La gara di ieri sera offre diversi spunti di riflessione, tuttavia il titolo sintetizza ciò che abbiamo vissuto.
Che il Genoa formato Ballardini sia quasi mai una show machine, lo sanno tutti e non può essere negato.
Le strade della perfezione porterebbero all’ottenimento dei punti attraverso un gioco spettacolare.
Così era il Barcellona di Guardiola.
Giocava e vinceva facendo girare la testa a tutti.
Che poi quel dream team fosse infarcito di campioni non è fattore secondario.
Il Genoa, non avendo Guardiola, e non essendo nemmeno lontanamente un dream team, deve “accontentarsi” di fare punti anche senza essere considerato una macchina perfetta.
Si chiama pragmatismo ed il vocabolario ne declina così il significato “Atteggiamento improntato a una visione realistica e pratica”.
In soldoni significa poca poesia e tanta prosa.
Il Genoa di ieri è l’estensione pratica del concetto.
Primo tempo da museo delle cere, ripresa condita da cinismo, praticità ed un pizzico di buona sorte, mancata nelle ultime prestazioni.
Troppo brutto per essere vero il primo tempo.
Squadra molle, slegata, lunga, larga, imballata e senza nemmeno troppa verve per utilizzare un eufemismo.
Di contro la squadra del “visionario” D’Aversa del cui oculista semmai ci occuperemo in altre puntate, pur avendo di fronte un Genoa come sopra descritto, non ha voluto, o forse per meglio dire saputo, affondare la presa.
Succede poi che le gare cambino e succede che si diventi pragmatici.
Due tiri in porta, due gol, un terzo sfiorato di un non nulla e la conduzione in porto di un risultato che luccica senza nemmeno tremare troppo.
Di non aver giocato bene, i puristi mi perdonino, me ne frega tanto quanto di sapere circa l’accoppiamento sessuale dei lombrichi, ammesso ci sia.
Ciò che contava non era apparire Guradiolisti ma pratici.
Pratici anche di fronte a coloro che hanno gufato.
Non mi riferisco solo ai vincitori di tappa della Tirreno Adriatico, ma anche a sedicenti Genoani con il vizio di volersi tagliare gli zebedei per dispiacere la consorte.
Tanti, troppi giudizi negativi di soloni da osteria pronti a pontificare sulla squadra, sull’atteggiamento, sulla cifra di gioco.
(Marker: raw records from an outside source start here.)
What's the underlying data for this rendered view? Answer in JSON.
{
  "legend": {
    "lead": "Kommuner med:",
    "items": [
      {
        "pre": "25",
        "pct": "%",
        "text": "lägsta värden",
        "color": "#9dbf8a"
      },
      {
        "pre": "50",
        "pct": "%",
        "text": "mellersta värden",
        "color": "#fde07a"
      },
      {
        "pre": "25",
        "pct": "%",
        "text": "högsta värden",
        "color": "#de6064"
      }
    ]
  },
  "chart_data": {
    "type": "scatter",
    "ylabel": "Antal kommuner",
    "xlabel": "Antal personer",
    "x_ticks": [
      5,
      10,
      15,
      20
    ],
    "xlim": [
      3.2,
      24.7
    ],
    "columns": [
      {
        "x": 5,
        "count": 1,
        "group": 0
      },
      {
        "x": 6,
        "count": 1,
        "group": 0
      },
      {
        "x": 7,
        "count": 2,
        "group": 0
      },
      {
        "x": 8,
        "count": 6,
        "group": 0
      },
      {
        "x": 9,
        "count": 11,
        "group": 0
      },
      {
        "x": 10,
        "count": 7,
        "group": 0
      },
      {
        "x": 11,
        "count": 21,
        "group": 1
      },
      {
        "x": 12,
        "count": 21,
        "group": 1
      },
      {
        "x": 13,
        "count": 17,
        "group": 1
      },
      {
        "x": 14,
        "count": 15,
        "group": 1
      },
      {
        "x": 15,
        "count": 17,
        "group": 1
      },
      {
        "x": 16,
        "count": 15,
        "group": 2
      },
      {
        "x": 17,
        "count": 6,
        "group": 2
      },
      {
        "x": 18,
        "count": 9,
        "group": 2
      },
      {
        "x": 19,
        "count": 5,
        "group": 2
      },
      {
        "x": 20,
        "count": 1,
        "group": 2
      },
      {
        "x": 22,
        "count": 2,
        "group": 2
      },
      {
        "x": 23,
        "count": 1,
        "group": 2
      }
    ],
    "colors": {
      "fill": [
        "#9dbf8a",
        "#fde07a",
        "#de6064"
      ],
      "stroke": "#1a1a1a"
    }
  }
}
Insomma su tutto.
Non mi permetto di entrare nel profondo io di nessuno.
Tutti noi viviamo la genoanità in maniera differente. C’è chi non guarda certe partite, chi le guarda con distacco, chi mentre cena, chi mentre litiga con moglie, figli, suocera ed amante contemporaneamente, chi le vive tutte d’un fiato.
Non voglio dire che sia giusto un atteggiamento piuttosto che un altro, anche se ho ben chiaro quale sia il mio modo di vedere il Genoa forse anche perché non ho l’amante, ma voglio dire a coloro che di professione fanno i “porta nero” di sfogare in altre maniere i loro propri problemi e frustrazioni.
Esistono tante passeggiate, escursioni o forse basta, banalmente, anche un computer giocattolo con il quale si fa poco danno.
Si, perché, leggere certi commenti infastidisce.
Un conto è una disamina oggettiva ancorché cruda. Un conto è vomitare sulla tastiera concetti a casaccio.
Dal vomito di sentenze allo psicodramma collettivo, sportivamente parlando, è un attimo.
Così come in un attimo si passa dal Guardiolismo al Ballardinismo godendo, vi assicuro, con un’intensità che non è semplice da spiegare se non attingendo ad effetti sonori poco raccomandabili alle educande.